Pero al final volvió a ponerme una sonrisa y se encaminó hacia la silla.
—¿Qué le pasa? —me preguntó.
—Me topé con su amigo.
Sus ojos preguntaban qué amigo.
—Calvin Hodge.
Saul sacudió la cabeza al tiempo que apretaba los labios. No.
—Me topé con él en la residencia de los Cain. Para llegar tuve que pasar por unas puertas que decían «Residencial Beverly».
—No sé qué tiene que ver conmigo esta lección de cómo llegar a una dirección, señor Rawlins. —Estaba recostado hacia atrás, seguro tras su fachada de gerente de funeraria—. ¿Quiere beber algo?
—No, gracias, no bebo. Le sonreí y saqué la 38 del bolsillo. La abrí para comprobar que estaba cargada (lo estaba), y a continuación eché el percutor hacia atrás y la coloqué sobre la mesa. Hasta de un hombre tan salvaje como Styles puedo aprender una lección. Coloqué la pistola más cerca de mí que de Lynx pero yo estaba de pie, así que él la tenía más a su alcance.

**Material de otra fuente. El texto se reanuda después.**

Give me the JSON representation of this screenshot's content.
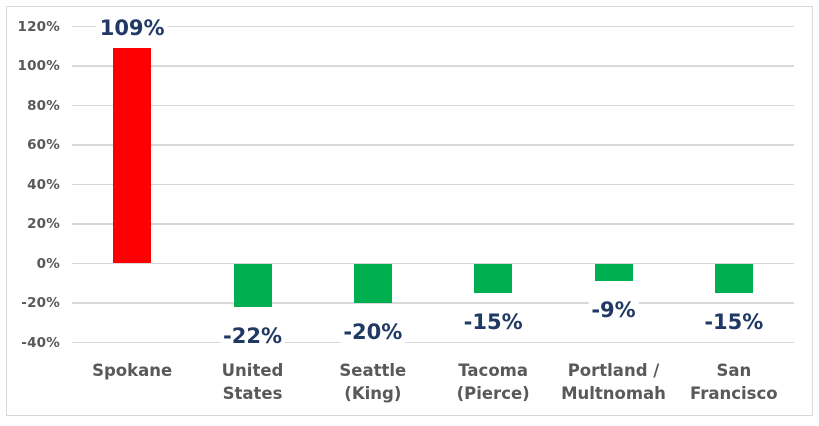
{
  "chart_data": {
    "type": "bar",
    "title": "",
    "xlabel": "",
    "ylabel": "",
    "categories": [
      "Spokane",
      "United States",
      "Seattle (King)",
      "Tacoma (Pierce)",
      "Portland / Multnomah",
      "San Francisco"
    ],
    "category_lines": [
      [
        "Spokane"
      ],
      [
        "United",
        "States"
      ],
      [
        "Seattle",
        "(King)"
      ],
      [
        "Tacoma",
        "(Pierce)"
      ],
      [
        "Portland /",
        "Multnomah"
      ],
      [
        "San",
        "Francisco"
      ]
    ],
    "values": [
      109,
      -22,
      -20,
      -15,
      -9,
      -15
    ],
    "data_labels": [
      "109%",
      "-22%",
      "-20%",
      "-15%",
      "-9%",
      "-15%"
    ],
    "bar_colors": [
      "#ff0000",
      "#00b050",
      "#00b050",
      "#00b050",
      "#00b050",
      "#00b050"
    ],
    "yticks": [
      120,
      100,
      80,
      60,
      40,
      20,
      0,
      -20,
      -40
    ],
    "ytick_labels": [
      "120%",
      "100%",
      "80%",
      "60%",
      "40%",
      "20%",
      "0%",
      "-20%",
      "-40%"
    ],
    "ylim": [
      -40,
      120
    ],
    "grid": true,
    "legend": "none",
    "colors": {
      "positive_bar": "#ff0000",
      "negative_bar": "#00b050",
      "data_label": "#1f3864",
      "axis_label": "#595959",
      "gridline": "#d9d9d9",
      "border": "#d9d9d9",
      "background": "#ffffff"
    }
  }
}
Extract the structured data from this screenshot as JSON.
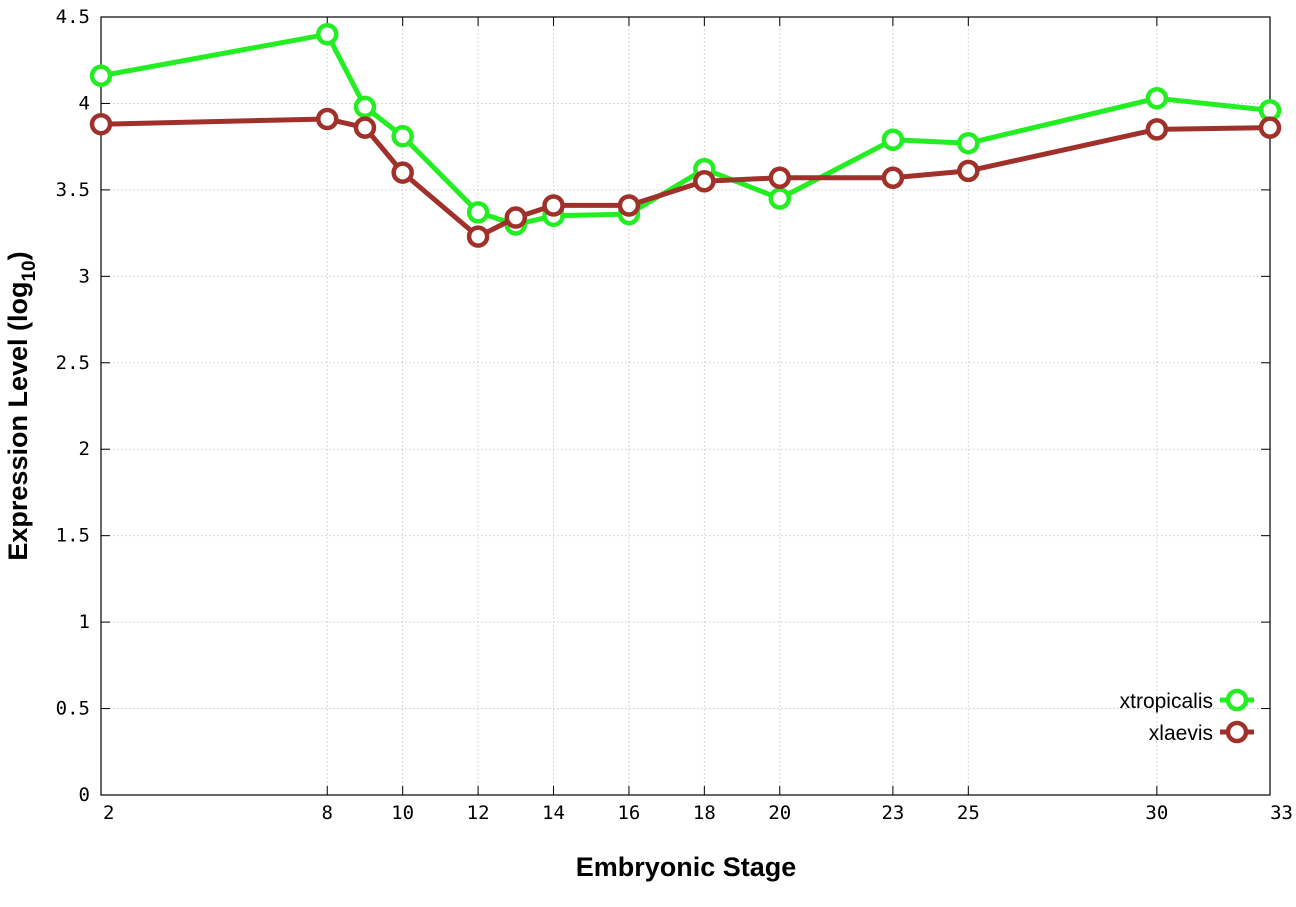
{
  "chart_data": {
    "type": "line",
    "xlabel": "Embryonic Stage",
    "ylabel_main": "Expression Level (log",
    "ylabel_sub": "10",
    "ylabel_close": ")",
    "x": [
      2,
      8,
      9,
      10,
      12,
      13,
      14,
      16,
      18,
      20,
      23,
      25,
      30,
      33
    ],
    "x_ticks": [
      2,
      8,
      10,
      12,
      14,
      16,
      18,
      20,
      23,
      25,
      30,
      33
    ],
    "x_tick_labels": [
      "2",
      "8",
      "10",
      "12",
      "14",
      "16",
      "18",
      "20",
      "23",
      "25",
      "30",
      "33"
    ],
    "xlim": [
      2,
      33
    ],
    "ylim": [
      0,
      4.5
    ],
    "y_ticks": [
      0,
      0.5,
      1,
      1.5,
      2,
      2.5,
      3,
      3.5,
      4,
      4.5
    ],
    "y_tick_labels": [
      "0",
      "0.5",
      "1",
      "1.5",
      "2",
      "2.5",
      "3",
      "3.5",
      "4",
      "4.5"
    ],
    "grid": true,
    "legend_position": "bottom-right",
    "series": [
      {
        "name": "xtropicalis",
        "color": "#22ee22",
        "values": [
          4.16,
          4.4,
          3.98,
          3.81,
          3.37,
          3.3,
          3.35,
          3.36,
          3.62,
          3.45,
          3.79,
          3.77,
          4.03,
          3.96
        ]
      },
      {
        "name": "xlaevis",
        "color": "#a0302a",
        "values": [
          3.88,
          3.91,
          3.86,
          3.6,
          3.23,
          3.34,
          3.41,
          3.41,
          3.55,
          3.57,
          3.57,
          3.61,
          3.85,
          3.86
        ]
      }
    ]
  }
}
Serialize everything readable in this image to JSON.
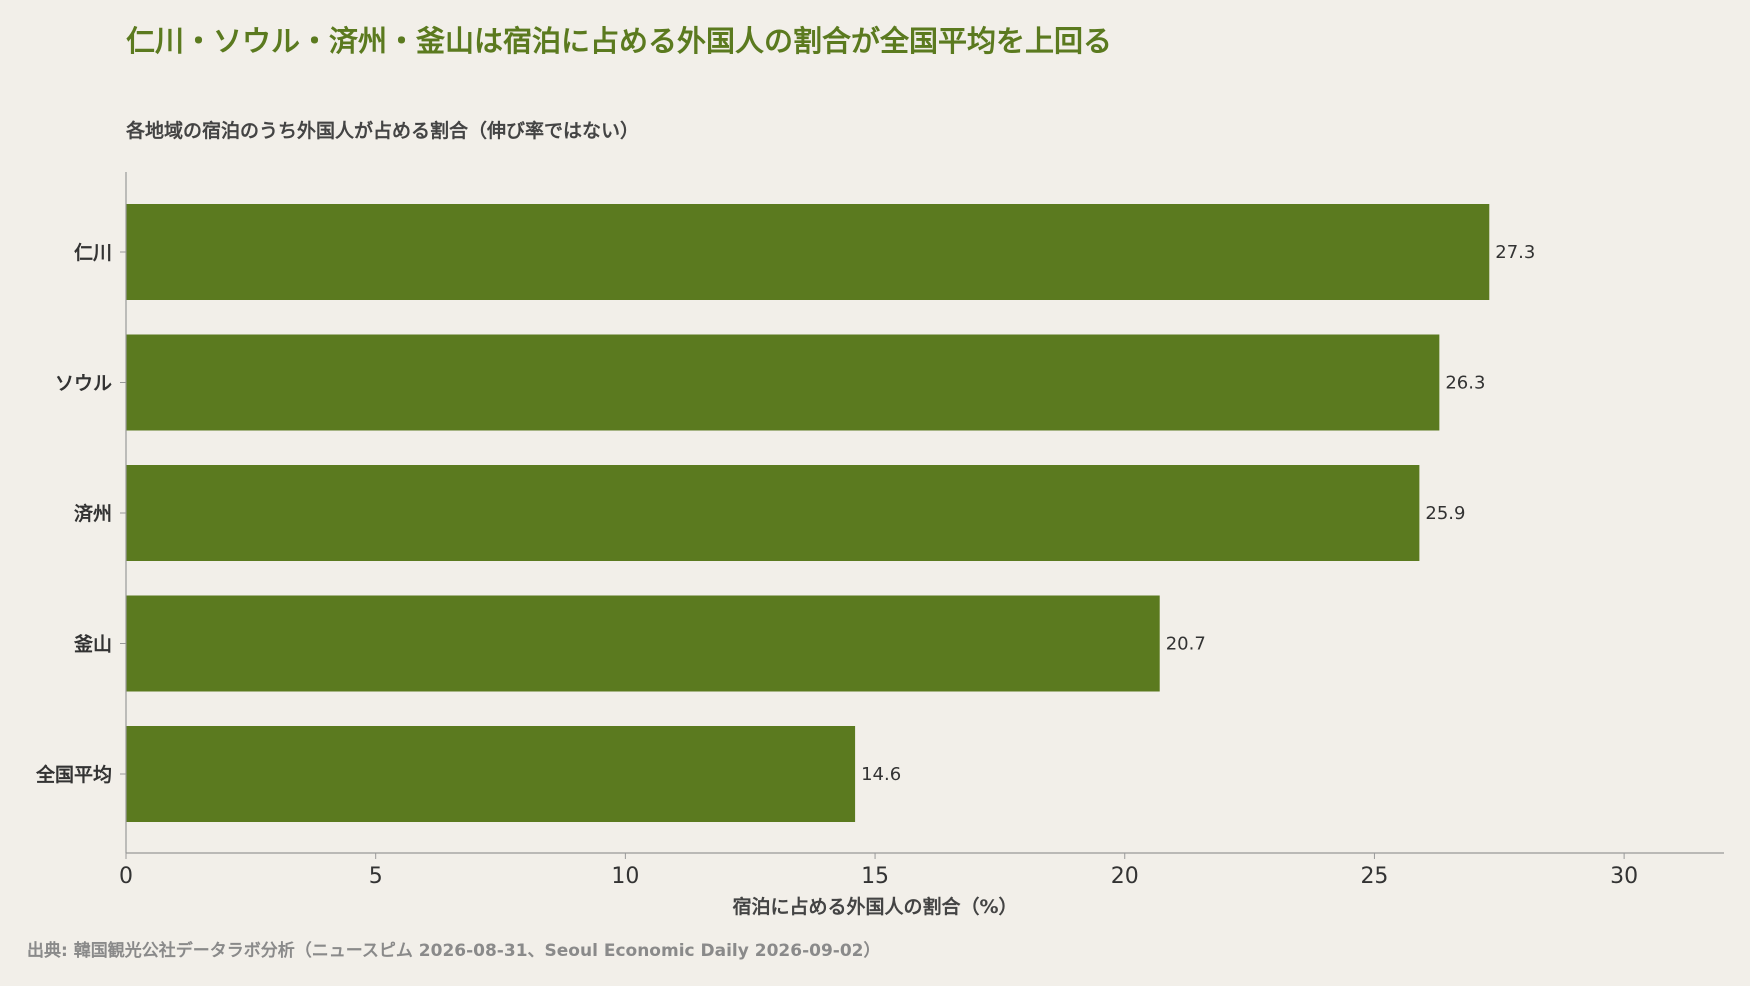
{
  "title": "仁川・ソウル・済州・釜山は宿泊に占める外国人の割合が全国平均を上回る",
  "subtitle": "各地域の宿泊のうち外国人が占める割合（伸び率ではない）",
  "source": "出典: 韓国観光公社データラボ分析（ニュースピム 2026-08-31、Seoul Economic Daily 2026-09-02）",
  "colors": {
    "background": "#f2efe9",
    "bar": "#5b7a1f",
    "title": "#5b7a1f",
    "axis": "#999999"
  },
  "chart_data": {
    "type": "bar",
    "orientation": "horizontal",
    "categories": [
      "仁川",
      "ソウル",
      "済州",
      "釜山",
      "全国平均"
    ],
    "values": [
      27.3,
      26.3,
      25.9,
      20.7,
      14.6
    ],
    "value_labels": [
      "27.3",
      "26.3",
      "25.9",
      "20.7",
      "14.6"
    ],
    "xlabel": "宿泊に占める外国人の割合（%）",
    "ylabel": "",
    "xlim": [
      0,
      32
    ],
    "xticks": [
      0,
      5,
      10,
      15,
      20,
      25,
      30
    ],
    "grid": false,
    "legend": "none"
  }
}
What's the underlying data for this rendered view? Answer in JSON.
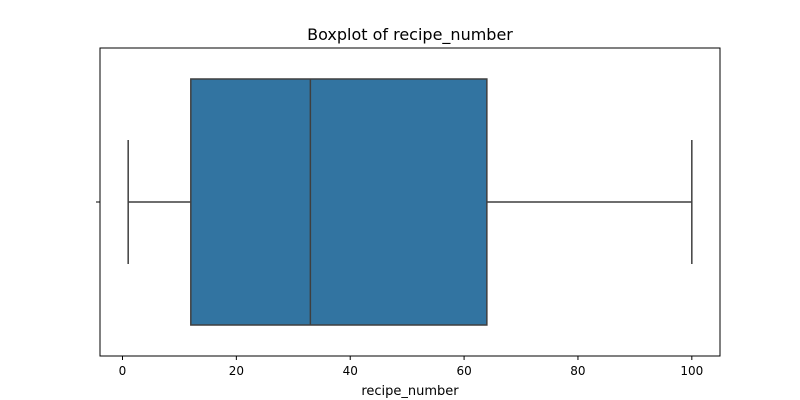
{
  "chart_data": {
    "type": "boxplot",
    "title": "Boxplot of recipe_number",
    "xlabel": "recipe_number",
    "ylabel": "",
    "xlim": [
      -3.95,
      104.95
    ],
    "xticks": [
      0,
      20,
      40,
      60,
      80,
      100
    ],
    "xtick_labels": [
      "0",
      "20",
      "40",
      "60",
      "80",
      "100"
    ],
    "grid": false,
    "box": {
      "min": 1,
      "q1": 12,
      "median": 33,
      "q3": 64,
      "max": 100
    },
    "colors": {
      "box_fill": "#3274a1",
      "line": "#3f3f3f",
      "axis": "#000000"
    }
  }
}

—Se disparará si nos lanzamos por ella —dije.
Saul repartió su mirada entre la pistola y mi mano. El sudor le dibujó una línea delgada sobre el labio superior.
—¿Lo ve? En ocasiones como ésta es cuando realmente somos iguales. Y ahora no quiero gilipolleces. —Levanté el dedo de soltar las reprimendas de la mano izquierda. Necesitaba la derecha para echar mano a la pistola si tenía que hacerlo.
Pero no creía que tuviera que hacerlo. Saul Lynx era un hombre precavido. No tenía en aquella oficina nada que le incriminara. Y eso resultaba asombroso, porque hasta el hombre más pío y temeroso de Dios tiene algo que le incrimina. Los hombres son así.
—¿Qué es todo esto, señor Rawlins?
—¿Hodge le contrató?
Levantó la vista hacia mí, levantando también aquella patata que utilizaba como nariz entre sus ojos verdes brillantes.
—Abandone el caso. Puede quedarse el adelanto.
—¿No quiere que encuentre a Betty?
—Le agradecería que me devolviera lo que es de mi propiedad —dijo señalando la pistola.
—Oiga, ¿quién le contrató? —le pregunté.
Saul se encogió de hombros. Eso fue lo más cerca que estuvo de lanzarse por la pistola.
—No tengo por qué contestar a sus preguntas. Le he pagado una buena suma y usted no ha conseguido nada, por lo que veo. No me da usted ningún miedo.
Le creí. El señor Lynx era un tipo duro. Por eso tenía aquella nariz tan deforme.
—Vale —le dije—, abandono porque no me va nada en ello, pero si los polis aparecen para saber algo de Marlon, de Betty o de cualquier otro que yo haya estado buscando para usted, les daré su nombre y su teléfono.
Lynx ni siquiera se encogió de hombros.
Cogí la pistola de la mesa con tal rapidez que no tuvo tiempo ni de parpadear.
—Se la enviaré —le dije. Desarmar a blancos desesperados se estaba convirtiendo para mí en una costumbre.
No se levantó para acompañarme hasta la puerta.
Cuando ya estaba fuera, me di cuenta de lo oscura que era la oficina de Saul. No tenía ventanas que dieran a la calle y las bombillas no pasaban de sesenta vatios.
En la calle, frente a la bodega, había un gran contenedor amarillo lleno de palitos de polos, envolturas de magdalenas y bolsas marrones con botellas de vino y de cerveza; y una bolsa larga de papel que parecía llena.
Pensé en los suelos limpísimos de Saul y en su pulcra papelera.
La bolsa tenía restos de pastrami y pan de centeno, una botella vacía de soda Cel-Ray y varios papeles. Algunos con el nombre de Saul Lynx impreso en ellos.
Me llevé al coche la bolsa que había encontrado, preguntándome por qué me tomaba esa molestia.
Supongo que algunas costumbres nos acompañan hasta la muerte.